‘Jay Cullen’s important book challenges the conventional wisdom that financial corporations will automatically further the public good as long as senior managers’ pay is aligned with the share price. Drawing on behavioural finance and Minskyan economics, Cullen shows that flawed market pricing can cause, and result from, excessive risk-taking. As seen most recently in the financial crisis, these practices leads to enormous social costs, yet regulators face considerable pressure not to intervene in these market outcomes. The inclusion of an overview of recent regulation in this fast-moving area, as well as further suggestions for reform, makes this lucid and topical book essential reading for researchers and policy-makers in the field of corporate governance.’

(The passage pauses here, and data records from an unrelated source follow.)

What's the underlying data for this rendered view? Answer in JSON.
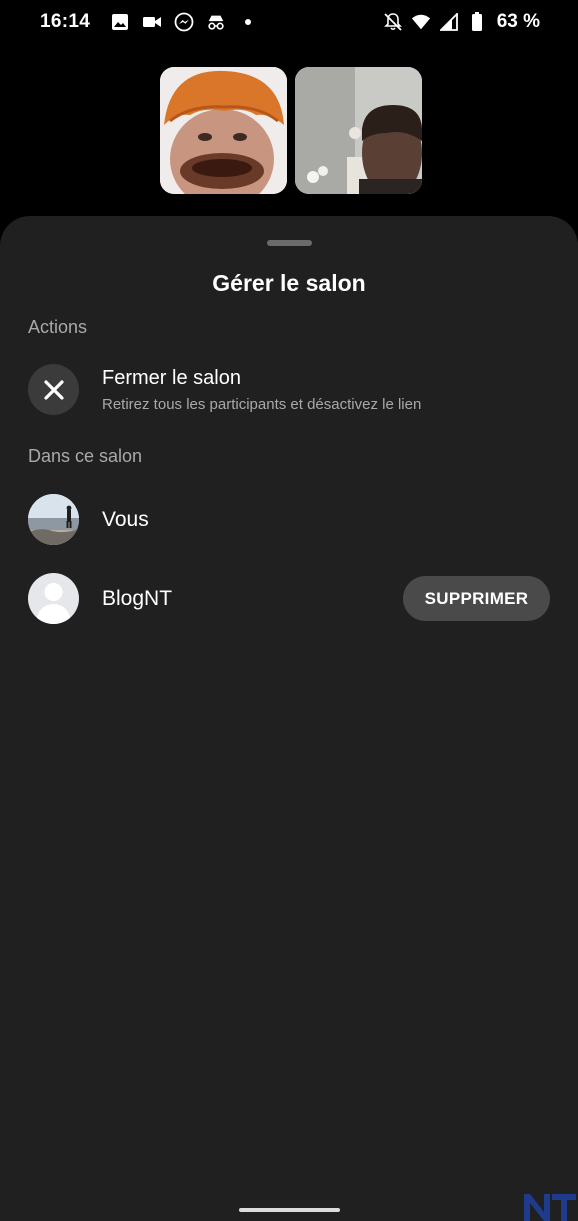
{
  "status_bar": {
    "time": "16:14",
    "battery": "63 %",
    "left_icons": [
      "image-icon",
      "video-camera-icon",
      "messenger-icon",
      "incognito-icon",
      "notification-dot-icon"
    ],
    "right_icons": [
      "notifications-off-icon",
      "wifi-icon",
      "signal-icon",
      "battery-icon"
    ]
  },
  "sheet": {
    "title": "Gérer le salon",
    "actions_label": "Actions",
    "close_room": {
      "title": "Fermer le salon",
      "subtitle": "Retirez tous les participants et désactivez le lien",
      "icon": "close-icon"
    },
    "members_label": "Dans ce salon",
    "members": [
      {
        "name": "Vous",
        "avatar": "landscape-avatar"
      },
      {
        "name": "BlogNT",
        "avatar": "default-avatar",
        "action_label": "SUPPRIMER"
      }
    ]
  },
  "colors": {
    "background": "#000000",
    "sheet": "#202020",
    "secondary_text": "#a9a9a9",
    "button": "#4a4a4a",
    "watermark": "#1f3b8c"
  }
}
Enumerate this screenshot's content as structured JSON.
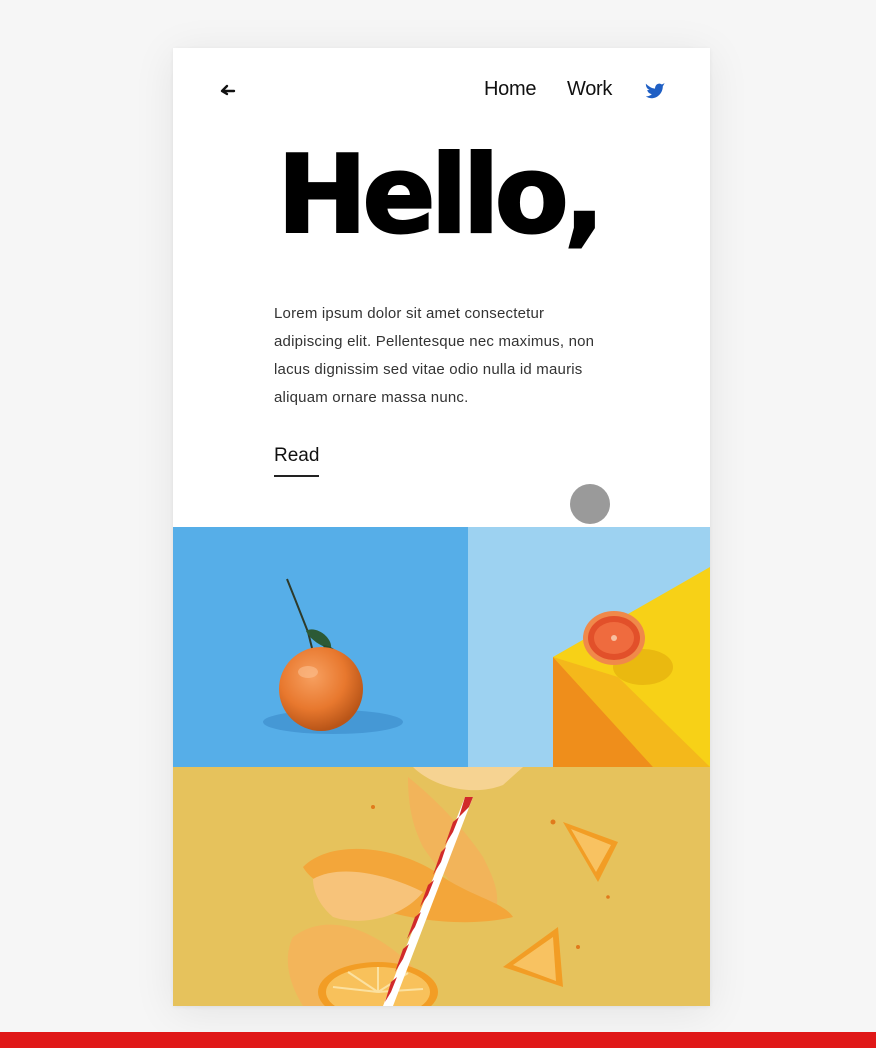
{
  "nav": {
    "back_icon": "back-arrow-icon",
    "links": [
      "Home",
      "Work"
    ],
    "social_icon": "twitter-bird-icon"
  },
  "hero": {
    "title": "Hello,",
    "intro": "Lorem ipsum dolor sit amet consectetur adipiscing elit. Pellentesque nec maximus, non lacus dignissim sed vitae odio nulla id mauris aliquam ornare massa nunc.",
    "read_more": "Read"
  },
  "gallery": {
    "images": [
      {
        "subject": "tangerine with leaves on blue background"
      },
      {
        "subject": "sliced grapefruit on yellow block against blue"
      },
      {
        "subject": "orange peel and slices falling with striped straw on yellow"
      }
    ]
  },
  "colors": {
    "accent_blue": "#1f5fc4",
    "bottom_bar": "#e01818",
    "photo_blue": "#56aee8",
    "photo_yellow": "#e6c25c"
  }
}
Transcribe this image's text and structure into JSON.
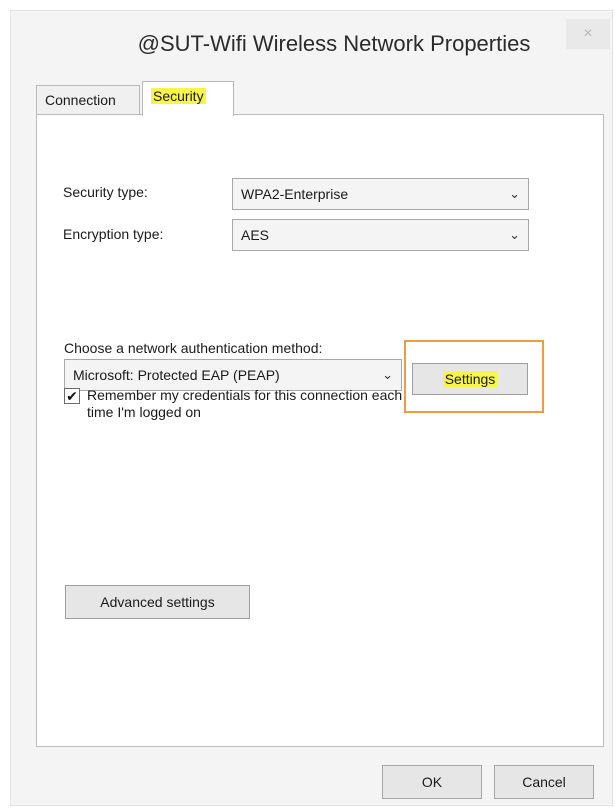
{
  "window": {
    "title": "@SUT-Wifi Wireless Network Properties",
    "close_glyph": "×"
  },
  "tabs": [
    {
      "label": "Connection"
    },
    {
      "label": "Security"
    }
  ],
  "security": {
    "security_type_label": "Security type:",
    "security_type_value": "WPA2-Enterprise",
    "encryption_type_label": "Encryption type:",
    "encryption_type_value": "AES",
    "auth_method_label": "Choose a network authentication method:",
    "auth_method_value": "Microsoft: Protected EAP (PEAP)",
    "settings_button": "Settings",
    "remember_checked": true,
    "remember_label_line1": "Remember my credentials for this connection each",
    "remember_label_line2": "time I'm logged on",
    "advanced_button": "Advanced settings",
    "chevron_glyph": "⌄",
    "check_glyph": "✔"
  },
  "footer": {
    "ok_button": "OK",
    "cancel_button": "Cancel"
  },
  "colors": {
    "highlight": "#f7f54a",
    "annotation_box": "#f29a3e"
  }
}
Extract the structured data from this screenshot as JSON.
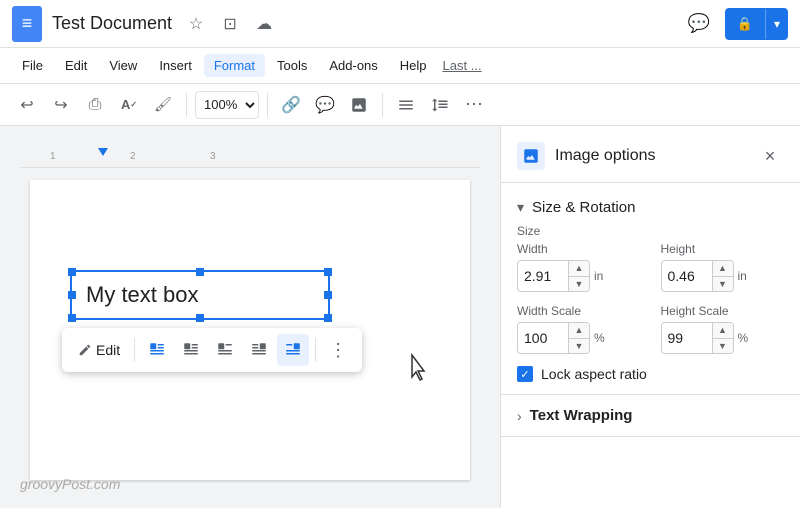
{
  "app": {
    "icon": "≡",
    "title": "Test Document",
    "star_icon": "☆",
    "drive_icon": "⊡",
    "cloud_icon": "☁"
  },
  "menu": {
    "items": [
      "File",
      "Edit",
      "View",
      "Insert",
      "Format",
      "Tools",
      "Add-ons",
      "Help"
    ],
    "active": "Format",
    "last_edit": "Last ..."
  },
  "toolbar": {
    "undo_label": "↩",
    "redo_label": "↪",
    "print_label": "⎙",
    "spell_label": "A",
    "paint_label": "🖌",
    "zoom_value": "100%",
    "link_label": "🔗",
    "comment_label": "💬",
    "image_label": "🖼",
    "align_label": "≡",
    "spacing_label": "↕",
    "more_label": "⋯"
  },
  "document": {
    "text_box_content": "My text box"
  },
  "float_toolbar": {
    "edit_label": "Edit",
    "align_buttons": [
      {
        "id": "inline",
        "title": "Inline"
      },
      {
        "id": "wrap-left",
        "title": "Wrap text left"
      },
      {
        "id": "break-left",
        "title": "Break text left"
      },
      {
        "id": "wrap-right",
        "title": "Wrap text right"
      },
      {
        "id": "break-right",
        "title": "Break text right - active"
      }
    ],
    "more_label": "⋮"
  },
  "panel": {
    "title": "Image options",
    "close_label": "×",
    "size_rotation": {
      "section_title": "Size & Rotation",
      "size_label": "Size",
      "width_label": "Width",
      "width_value": "2.91",
      "width_unit": "in",
      "height_label": "Height",
      "height_value": "0.46",
      "height_unit": "in",
      "width_scale_label": "Width Scale",
      "width_scale_value": "100",
      "width_scale_unit": "%",
      "height_scale_label": "Height Scale",
      "height_scale_value": "99",
      "height_scale_unit": "%",
      "lock_label": "Lock aspect ratio",
      "lock_checked": true
    },
    "text_wrapping": {
      "section_title": "Text Wrapping"
    }
  },
  "watermark": {
    "text": "groovyPost.com"
  }
}
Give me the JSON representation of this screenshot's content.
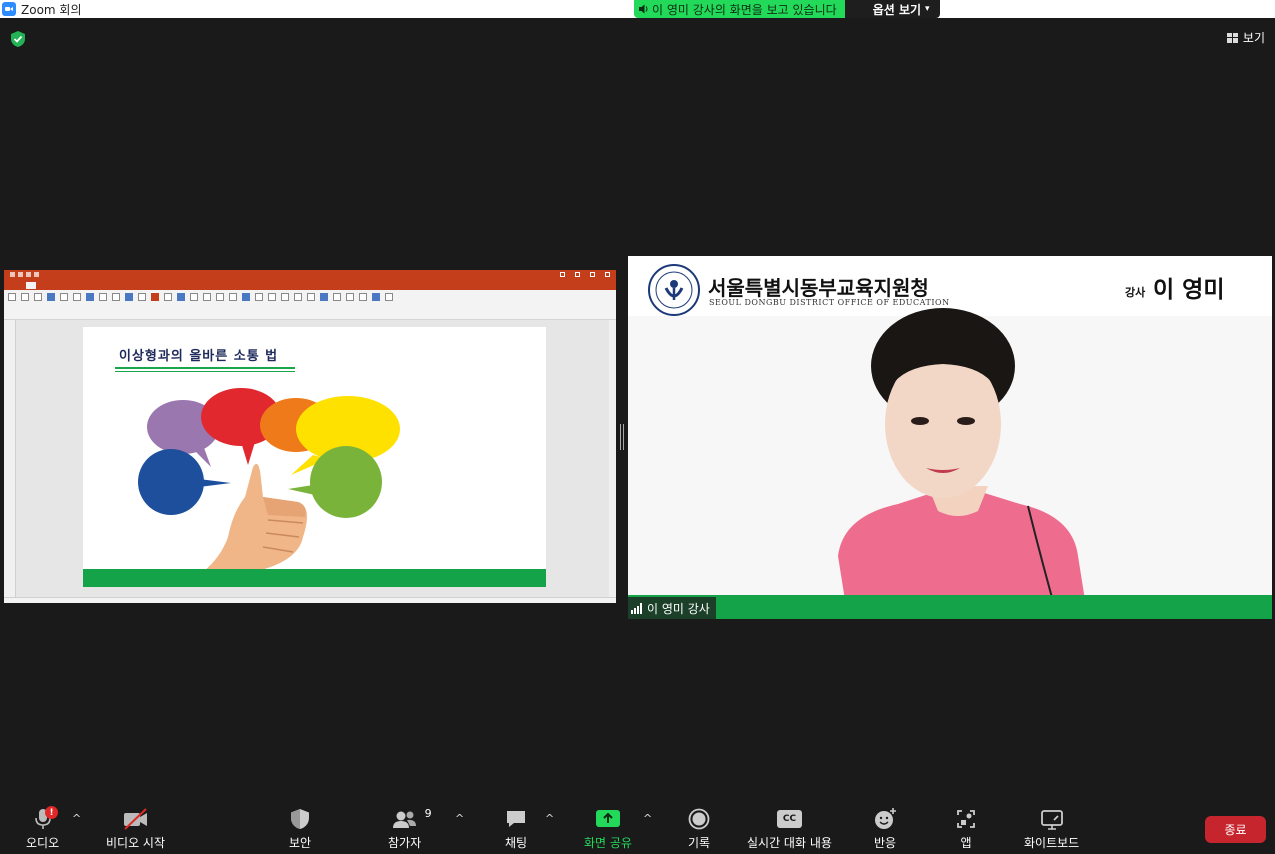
{
  "window": {
    "title": "Zoom 회의"
  },
  "share_banner": {
    "text": "이 영미 강사의 화면을 보고 있습니다",
    "options_label": "옵션 보기"
  },
  "view_button": {
    "label": "보기"
  },
  "shared_slide": {
    "title": "이상형과의 올바른 소통 법"
  },
  "presenter": {
    "org_name_ko": "서울특별시동부교육지원청",
    "org_name_en": "SEOUL DONGBU DISTRICT OFFICE OF EDUCATION",
    "role_label": "강사",
    "name_banner": "이 영미",
    "participant_label": "이 영미 강사"
  },
  "toolbar": {
    "audio_label": "오디오",
    "audio_badge": "!",
    "video_label": "비디오 시작",
    "security_label": "보안",
    "participants_label": "참가자",
    "participants_count": "9",
    "chat_label": "채팅",
    "share_label": "화면 공유",
    "record_label": "기록",
    "captions_label": "실시간 대화 내용",
    "captions_icon_text": "CC",
    "reactions_label": "반응",
    "apps_label": "앱",
    "whiteboard_label": "화이트보드",
    "end_label": "종료"
  },
  "colors": {
    "zoom_blue": "#2d8cff",
    "share_green": "#23d959",
    "end_red": "#c6252d",
    "ppt_red": "#c43e1c",
    "slide_green": "#15a34a"
  }
}
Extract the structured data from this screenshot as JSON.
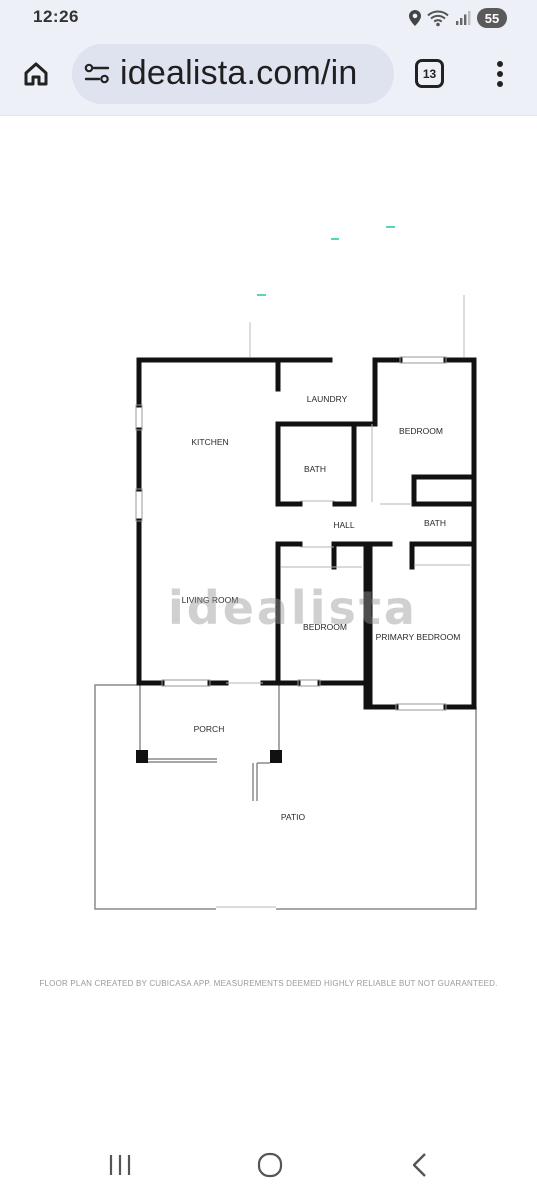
{
  "status_bar": {
    "time": "12:26",
    "battery": "55",
    "icons": [
      "location-icon",
      "wifi-icon",
      "signal-icon",
      "battery-icon"
    ]
  },
  "browser": {
    "url": "idealista.com/in",
    "tab_count": "13",
    "icons": [
      "home-icon",
      "site-settings-icon",
      "tabs-icon",
      "more-vert-icon"
    ]
  },
  "floorplan": {
    "rooms": {
      "laundry": "LAUNDRY",
      "kitchen": "KITCHEN",
      "bedroom": "BEDROOM",
      "bath_1": "BATH",
      "hall": "HALL",
      "bath_2": "BATH",
      "living_room": "LIVING ROOM",
      "bedroom_2": "BEDROOM",
      "primary_bedroom": "PRIMARY BEDROOM",
      "porch": "PORCH",
      "patio": "PATIO"
    },
    "watermark": "idealista",
    "footnote": "FLOOR PLAN CREATED BY CUBICASA APP. MEASUREMENTS DEEMED HIGHLY RELIABLE BUT NOT GUARANTEED."
  },
  "nav_bar": {
    "icons": [
      "recent-apps-icon",
      "home-circle-icon",
      "back-icon"
    ]
  },
  "colors": {
    "chrome_bg": "#eef0f8",
    "url_bar_bg": "#dfe2ef",
    "wall": "#111111",
    "accent_mark": "#1ec8a0"
  }
}
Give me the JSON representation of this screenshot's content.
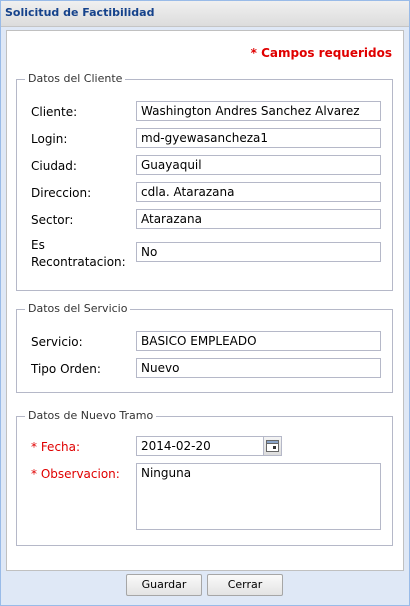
{
  "window": {
    "title": "Solicitud de Factibilidad"
  },
  "required_note": "* Campos requeridos",
  "cliente": {
    "legend": "Datos del Cliente",
    "fields": [
      {
        "label": "Cliente:",
        "value": "Washington Andres Sanchez Alvarez"
      },
      {
        "label": "Login:",
        "value": "md-gyewasancheza1"
      },
      {
        "label": "Ciudad:",
        "value": "Guayaquil"
      },
      {
        "label": "Direccion:",
        "value": "cdla. Atarazana"
      },
      {
        "label": "Sector:",
        "value": "Atarazana"
      },
      {
        "label_line1": "Es",
        "label_line2": "Recontratacion:",
        "value": "No"
      }
    ]
  },
  "servicio": {
    "legend": "Datos del Servicio",
    "fields": [
      {
        "label": "Servicio:",
        "value": "BASICO EMPLEADO"
      },
      {
        "label": "Tipo Orden:",
        "value": "Nuevo"
      }
    ]
  },
  "tramo": {
    "legend": "Datos de Nuevo Tramo",
    "fecha": {
      "label": "* Fecha:",
      "value": "2014-02-20"
    },
    "observacion": {
      "label": "* Observacion:",
      "value": "Ninguna"
    }
  },
  "buttons": {
    "save": "Guardar",
    "close": "Cerrar"
  },
  "colors": {
    "required": "#e00000",
    "title_text": "#15428b",
    "window_bg": "#dfe8f6"
  }
}
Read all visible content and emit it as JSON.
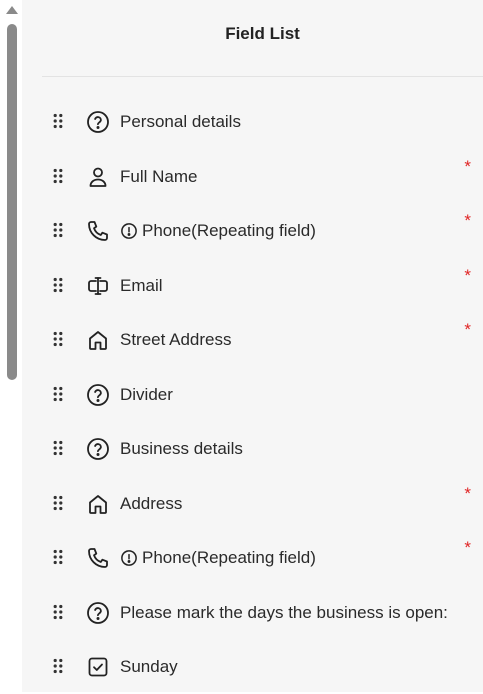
{
  "panel": {
    "title": "Field List"
  },
  "fields": [
    {
      "label": "Personal details",
      "icon": "help-circle-icon",
      "required": false,
      "repeating_icon": false
    },
    {
      "label": "Full Name",
      "icon": "user-icon",
      "required": true,
      "repeating_icon": false
    },
    {
      "label": "Phone(Repeating field)",
      "icon": "phone-icon",
      "required": true,
      "repeating_icon": true
    },
    {
      "label": "Email",
      "icon": "email-field-icon",
      "required": true,
      "repeating_icon": false
    },
    {
      "label": "Street Address",
      "icon": "home-icon",
      "required": true,
      "repeating_icon": false
    },
    {
      "label": "Divider",
      "icon": "help-circle-icon",
      "required": false,
      "repeating_icon": false
    },
    {
      "label": "Business details",
      "icon": "help-circle-icon",
      "required": false,
      "repeating_icon": false
    },
    {
      "label": "Address",
      "icon": "home-icon",
      "required": true,
      "repeating_icon": false
    },
    {
      "label": "Phone(Repeating field)",
      "icon": "phone-icon",
      "required": true,
      "repeating_icon": true
    },
    {
      "label": "Please mark the days the business is open:",
      "icon": "help-circle-icon",
      "required": false,
      "repeating_icon": false
    },
    {
      "label": "Sunday",
      "icon": "checkbox-icon",
      "required": false,
      "repeating_icon": false
    }
  ],
  "required_symbol": "*",
  "colors": {
    "panel_background": "#f6f6f6",
    "required": "#e02424",
    "scrollbar": "#8a8a8a"
  }
}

– Andrew Johnston, School of Law, University of Sheffield, UK
‘So much work on executive remuneration has looked at the specifics of executive compensation schemes without raising fundamental questions about capital markets' ability to price companies properly. This book has come to close this gap. With crisp and informed analysis of capital market dysfunctionalities, Dr Cullen's book brings an entirely new perspective on how to fix a broken system. Corporate boards, lawyers, and economists should all take stock of Cullen's argument.’
– Emilios Avgouleas, University of Edinburgh, UK
‘Cullen’s timely and important book demonstrates exactly what the problem is with executive compensation in banking and how to improve it. The current populist approach to simply cut banker pay is rejected in favour of a far more nuanced approach, fully cognizant of the inefficiencies in the very markets which value bonus share awards. The book encourages a much-needed long-term approach to compensation whilst also examining in an intelligent way the flaws in our seemingly efficient markets.’
– Trevor Pugh, University of Sheffield, UK
The recent financial crisis and associated real estate bubble demonstrated the damage that can be caused by imperfect financial market pricing. On the basis of these imperfections, strong financial returns earned by financial institutions in the run-up to 2008 were, in fact, illusory.
Executive Compensation in Imperfect Financial Markets explores the relationship between bank lending, real estate markets and stock market prices. Offering a heterodox view of financial market pricing and its relationship with executive pay, this book offers a competing interpretation of the recent crisis, which emphasises the role of bank leverage and investor expectations in generating instability – particularly through the interaction of financial institutions with the real estate market. In the process, it reveals that equity-based compensation incentivized increased bank leverage, which was a cardinal cause of the crisis.
This timely book will be an essential read for all legal scholars and policy analysts operating in the field of banking and finance, as well as all those seeking a more rounded understanding of the financial crisis.